To add an alternative to what's already been suggested: you can keep a requirements.in with your explicit dependencies, and use pip-tools's pip-compile to generate requirements.txt with the full tree, version locked. Or you can generate this from a pyproject.toml. Then you can use pip-tools's pip-sync to install and uninstall packages to make your actual environment match the .txt lockfile.
I know i can use pip to uninstall packages, the problem is I don't know which package is needed and which is not needed. I wish pip was like pacman or apt which can list orphan packages.
As already mentioned, poetry (python-poetry) is the best thing I know regarding package management for projects. It's quite easy to setup and use, and I use it together with pyenv.

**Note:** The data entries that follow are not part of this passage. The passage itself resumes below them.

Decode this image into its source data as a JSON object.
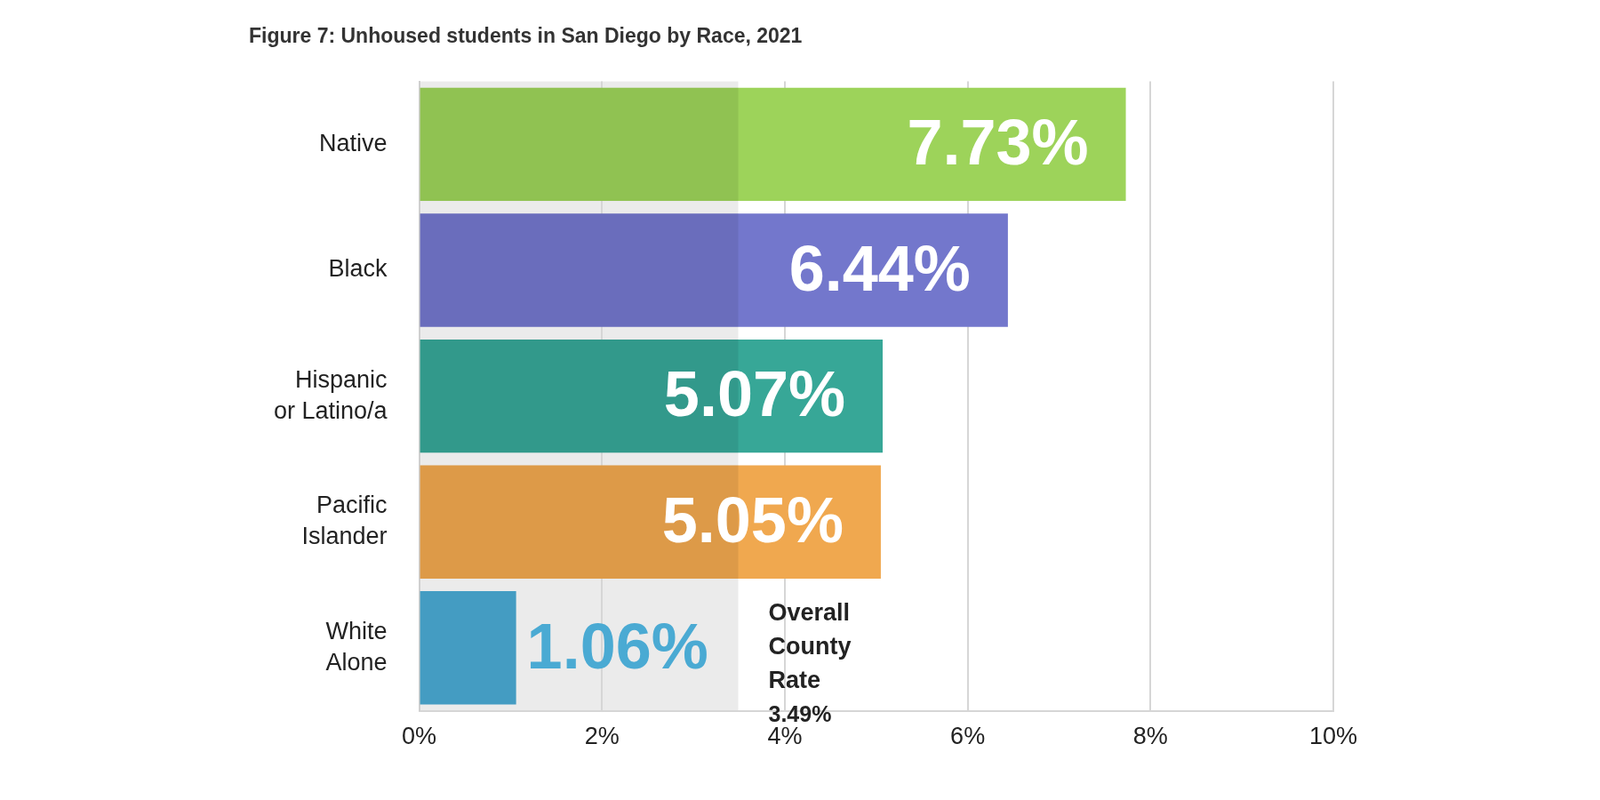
{
  "chart_data": {
    "type": "bar",
    "orientation": "horizontal",
    "title": "Figure 7: Unhoused students in San Diego by Race, 2021",
    "categories": [
      "Native",
      "Black",
      "Hispanic or Latino/a",
      "Pacific Islander",
      "White Alone"
    ],
    "values": [
      7.73,
      6.44,
      5.07,
      5.05,
      1.06
    ],
    "value_labels": [
      "7.73%",
      "6.44%",
      "5.07%",
      "5.05%",
      "1.06%"
    ],
    "colors": [
      "#9dd35a",
      "#7377cc",
      "#37a797",
      "#f0a84f",
      "#4aaad3"
    ],
    "xlim": [
      0,
      10
    ],
    "xticks": [
      {
        "value": 0,
        "label": "0%"
      },
      {
        "value": 2,
        "label": "2%"
      },
      {
        "value": 4,
        "label": "4%"
      },
      {
        "value": 6,
        "label": "6%"
      },
      {
        "value": 8,
        "label": "8%"
      },
      {
        "value": 10,
        "label": "10%"
      }
    ],
    "grid": true,
    "data_labels": true,
    "annotations": [
      {
        "text": "Overall County Rate",
        "x": 3.49,
        "label": "3.49%"
      }
    ]
  }
}
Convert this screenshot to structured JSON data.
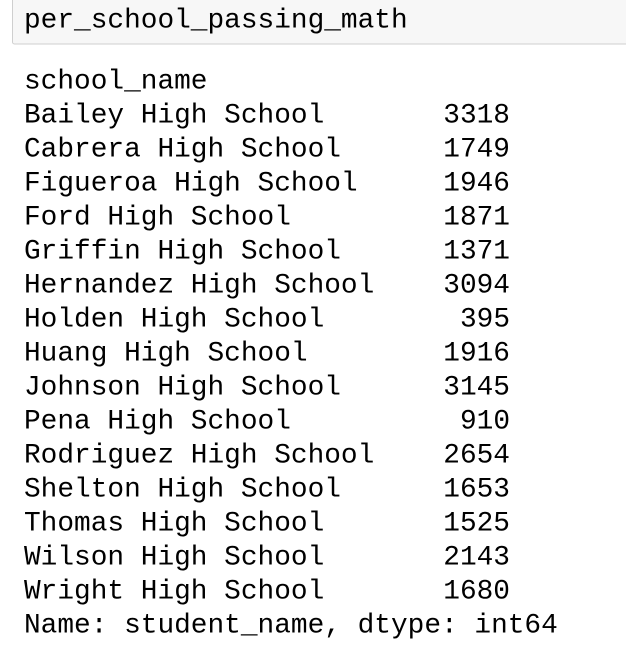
{
  "input": {
    "code": "per_school_passing_math"
  },
  "output": {
    "index_name": "school_name",
    "rows": [
      [
        "Bailey High School",
        3318
      ],
      [
        "Cabrera High School",
        1749
      ],
      [
        "Figueroa High School",
        1946
      ],
      [
        "Ford High School",
        1871
      ],
      [
        "Griffin High School",
        1371
      ],
      [
        "Hernandez High School",
        3094
      ],
      [
        "Holden High School",
        395
      ],
      [
        "Huang High School",
        1916
      ],
      [
        "Johnson High School",
        3145
      ],
      [
        "Pena High School",
        910
      ],
      [
        "Rodriguez High School",
        2654
      ],
      [
        "Shelton High School",
        1653
      ],
      [
        "Thomas High School",
        1525
      ],
      [
        "Wilson High School",
        2143
      ],
      [
        "Wright High School",
        1680
      ]
    ],
    "footer": "Name: student_name, dtype: int64"
  }
}
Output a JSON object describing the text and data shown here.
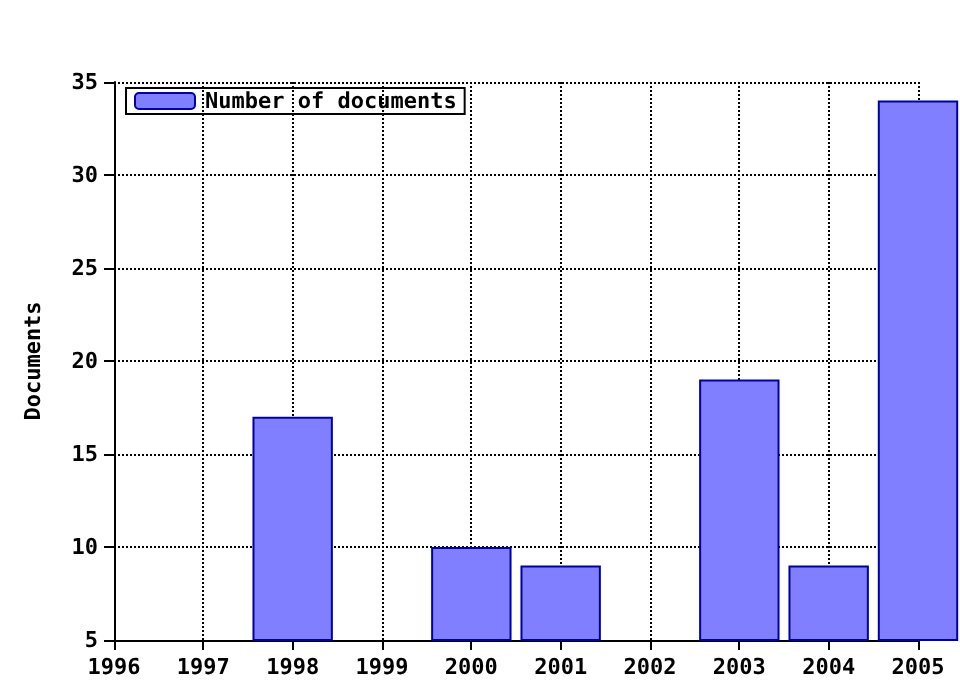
{
  "chart_data": {
    "type": "bar",
    "ylabel": "Documents",
    "x": [
      1998,
      2000,
      2001,
      2003,
      2004,
      2005
    ],
    "series": [
      {
        "name": "Number of documents",
        "color": "#7f7fff",
        "values": [
          17,
          10,
          9,
          19,
          9,
          34
        ]
      }
    ],
    "xlim": [
      1996,
      2005
    ],
    "xticks": [
      1996,
      1997,
      1998,
      1999,
      2000,
      2001,
      2002,
      2003,
      2004,
      2005
    ],
    "ylim": [
      5,
      35
    ],
    "yticks": [
      5,
      10,
      15,
      20,
      25,
      30,
      35
    ],
    "grid": true,
    "legend": "top left"
  }
}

If your problem lies on your locally installed packages, then I think you're basically on your own manually searching for packages you don't use. There's not really a way for pip/python to know which packages are relevant or not (at least not that I know of), and if your problem is just about a single environment, then just delete the environment and start anew.
As an alternative to having to clean your Python environments, I’d like to suggest putting those efforts into mastering Docker. If you can master using Docker containers as your Python environment, you can cut through a lot of the pains regarding dealing with virtual environments, multiple Python installations, and the quasi-confusing PYTHONPATH environment variable.
I don’t even install Python on my machines anymore. I’m 100% “dockerized” and I’ll never go back.
This works great, assuming you're using Linux. On Windows this kind of a setup is a nightmare to maintain, since if something goes wrong you have to troubleshoot through several layers of virtualization and weird OS integrations to understand what's happening. Venv is a much better solution for that.
Yeah, my experience with docker on windows has been pretty bad, uses high CPU and RAM at the best of times, at the worst completely hangs my computer on 100% CPU usage forcing a restart as the only fix.
I really don't understand why people are overcomplicating this. You can install multiple Python versions at once on Windows and it just works fine (you can use the py command to select the one you want).
Virtual environments are designed exactly for this use case. They've got integrations for pretty much everything, they're easy to delete/recreate, they're really simple to use, they're fast, and they just work.
If virtual environments alone aren't quite enough you can use something like poetry or pipenv or the many other package management options, but in many cases even that is overkill.
Now, of course, Linux knowledge is necessary to be productive with Docker in most cases. So, if Windows is all you know, Docker will have a learning curve for you regardless of where you run it.
In my experience, this kind of setup is ideal for Windows. Working on a Python project with individual developers who are using a mix of MacOS, Linux flavors, and Windows without using Docker would help illuminate Docker’s benefits here.
Can you speak more to how you had more than one level of virtualization when using Docker on Windows? 🤔
The only issue I ever ran into with Docker on Windows was the Docker VM’s clock getting out of sync with the host system’s clock (which was solved by restarting the VM 🤷♂️).